October 15, 2011
There was NO police presence that I could detect during three separate visits to the Bo Diddley Plaza. Perhaps the embarrassment of having arrested the son of the local hero made the police reconsider their approach.
Mummy-like sleepers lay on the wood-chips in the early morning while the regular homeless population was taking breakfast at the picnic tables under the oaks. It seems the presence of the homeless at all hours of the day and night has been an irritant for a down-town that's still looking to be revitalized without any visible evidence of people. While residential units have mushroomed, there still aren't sidewalks for people to walk. From secured habitat to motorized cage to designated work-place is still the preferred mode of operation for the citizens of Gainesville. Having people perambulate is still anxious-making.
I'm told that St. Francis House has been restricted to serving no more than 120 persons per day. How such restrictions can be squared with the Constitution is beyond me. St. Francis House isn't even a commercial enterprise. Of course, it's only the Congress that's precluded from making laws affecting establishments of religion. Since it is up to the people to enforce the laws, municipal restrictions and prior restraints are sure to bubble up as the occupations continue and people become better informed about what their neighbors need.

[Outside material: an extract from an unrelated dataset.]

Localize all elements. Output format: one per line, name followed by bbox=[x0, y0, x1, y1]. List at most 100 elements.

It seems pretty clear that the 1%ers are isolates. Some are anti-social, but most, I suspect, simply aren't able to connect and, in the alternative effort to dominate, they find it convenient to isolate their targets. Not to make them more like themselves, but because individuals are easier to manipulate than groups. Segmentation and segregation aren't goals in themselves; rather they serve the objective of domination. Funny that people who can't control themselves seek to dominate others. Or is it simply a matter of imitating the behavior of people who find it necessary to direct them to get them to do anything useful at all?